> Olivier Cousin, Dans la peau d’Orphée

Olivier Cousin, Dans la peau d’Orphée

Par |2018-11-19T10:22:57+00:00 9 novembre 2014|Catégories : Critiques|

     Comment s’étonner que le Finistérien Olivier Cousin s’intéresse à Orphée ? Amoureux de la Grèce, un pays qui a ins­pi­ré son recueil Sous un ciel sans pau­pière (La Part com­mune, 2010), il est aus­si lui-même poète. Son Orphée est notre contem­po­rain. Il chante dans le métro, dans les mai­sons de retraite et dans les guin­guettes… « au bord du Styx ». Olivier Cousin s’amuse mais a le cœur lourd. Qu’a-t-on fait d’Orphée, par qui la poé­sie est adve­nue ? « Lumière des lam­pions dans les yeux/​Orphée n’éblouit per­sonne avec son blues/​aux accents de champ de coton ».

     Dans une belle défense et illus­tra­tion d’Orphée, Oliver Cousin se met dans la peau du poète/​musicien et nous livre (en exclu­si­vi­té) des frag­ments de son jour­nal. Belle ini­tia­tive car, comme l’a si bien dit Fabrice Midal dans son livre Pourquoi la poé­sie (Pocket, col­lec­tion Agora, 2010), « le mythe d’Orphée est vivant et por­teur de lec­tures tou­jours nou­velles  et (…) se tour­ner vers Orphée, c’est cher­cher à renouer le lien avec sa propre ins­pi­ra­tion ». Olivier Cousin en est la preuve. Il fait, pour sa part, le choix de pré­sen­ter un Orphée quelque peu désa­bu­sé par le monde qui l’entoure. « Rien ne sonne comme jadis. Il fau­dra remuer terre et terre pour retrou­ver l’harmonie des ori­gines ». Car, dit-il encore, « dif­fi­cile de s’apitoyer sur des humains qui tentent d’amadouer les oiseaux à coups de fusil ».
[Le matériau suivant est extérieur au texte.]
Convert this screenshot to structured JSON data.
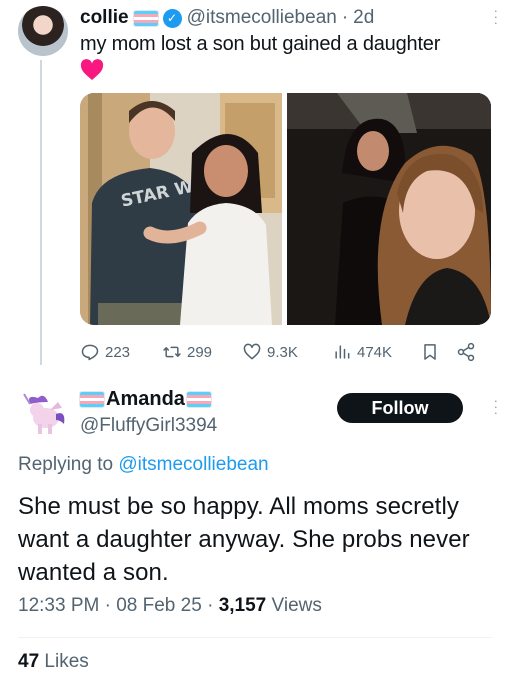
{
  "tweet": {
    "author_name": "collie",
    "handle": "@itsmecolliebean",
    "separator": "·",
    "age": "2d",
    "text": "my mom lost a son but gained a daughter",
    "emoji": "heart-emoji",
    "photos": [
      {
        "id": "left",
        "printed_text": "STAR WA"
      },
      {
        "id": "right",
        "printed_text": ""
      }
    ],
    "actions": {
      "replies": "223",
      "retweets": "299",
      "likes": "9.3K",
      "views": "474K"
    }
  },
  "reply": {
    "author_name": "Amanda",
    "handle": "@FluffyGirl3394",
    "follow_label": "Follow",
    "replying_prefix": "Replying to",
    "replying_handle": "@itsmecolliebean",
    "text": "She must be so happy. All moms secretly want a daughter anyway. She probs never wanted a son.",
    "time": "12:33 PM",
    "date": "08 Feb 25",
    "separator": "·",
    "views_count": "3,157",
    "views_label": "Views",
    "likes_count": "47",
    "likes_label": "Likes"
  },
  "colors": {
    "accent": "#1d9bf0",
    "text": "#0f1419",
    "muted": "#536471",
    "heart": "#f91880",
    "trans_blue": "#5bcefa",
    "trans_pink": "#f5a9b8"
  }
}
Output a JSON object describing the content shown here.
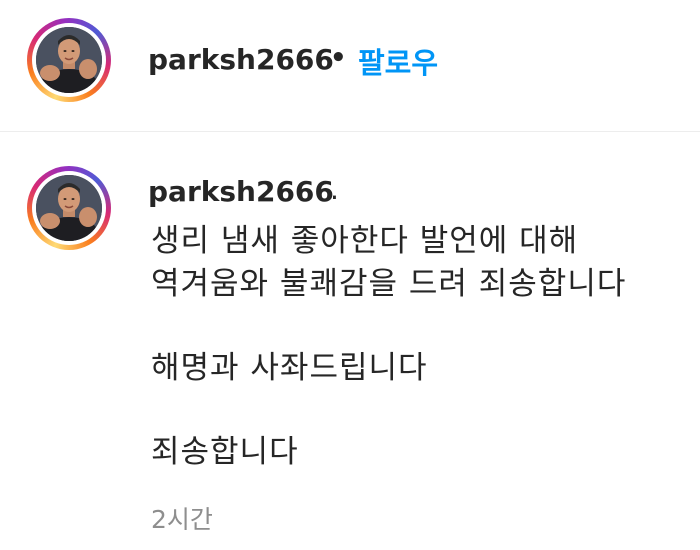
{
  "post_header": {
    "username": "parksh2666",
    "separator": "•",
    "follow_label": "팔로우"
  },
  "comment": {
    "username": "parksh2666",
    "username_suffix": ".",
    "lines": [
      "생리 냄새 좋아한다 발언에 대해",
      "역겨움와 불쾌감을 드려 죄송합니다",
      "해명과 사좌드립니다",
      "죄송합니다"
    ],
    "timestamp": "2시간"
  },
  "colors": {
    "follow_blue": "#0095f6",
    "text": "#262626",
    "muted": "#8e8e8e"
  },
  "icons": {
    "avatar": "profile-photo-icon"
  }
}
     Il y a aus­si, dans ce recueil, toute une réflexion sur le rôle de la poé­sie. « Si tu veux faire forte impres­sion imprime peu », s’exclame Orphée. On le découvre même, au pas­sage, dis­po­sé à faire amende hono­rable. « Je ne suis qu’un poseur qui se cha­grine avec com­plai­sance. Je n’ai pas assez fait dans la demi-mesure. Retrouver le goût de la dou­leur simple, humaine ». Aussi Orphée se dit-il  prêt, aujourd’hui, à s’arrêter « au bord du chemin/​pour faire son miel de la déses­pé­rance ».

     Finalement, c’est un Orphée ayant plei­ne­ment les pieds sur terre qui a les faveurs d’Olivier Cousin. Un Orphée qui sait com­po­ser avec les « pépins » de l’existence. La preuve ? « Dans la gamelle de son homme/​Eurydice glis­sait une pomme/​que la pluie gâtait avant le pre­mier croc ». Sous des airs à ne pas y tou­cher, le poète bre­ton (avec un  goût avé­ré des jeux de mots) nous en dit  plus sur les rap­ports de notre époque avec la poé­sie que bien des livres savants sur le sujet.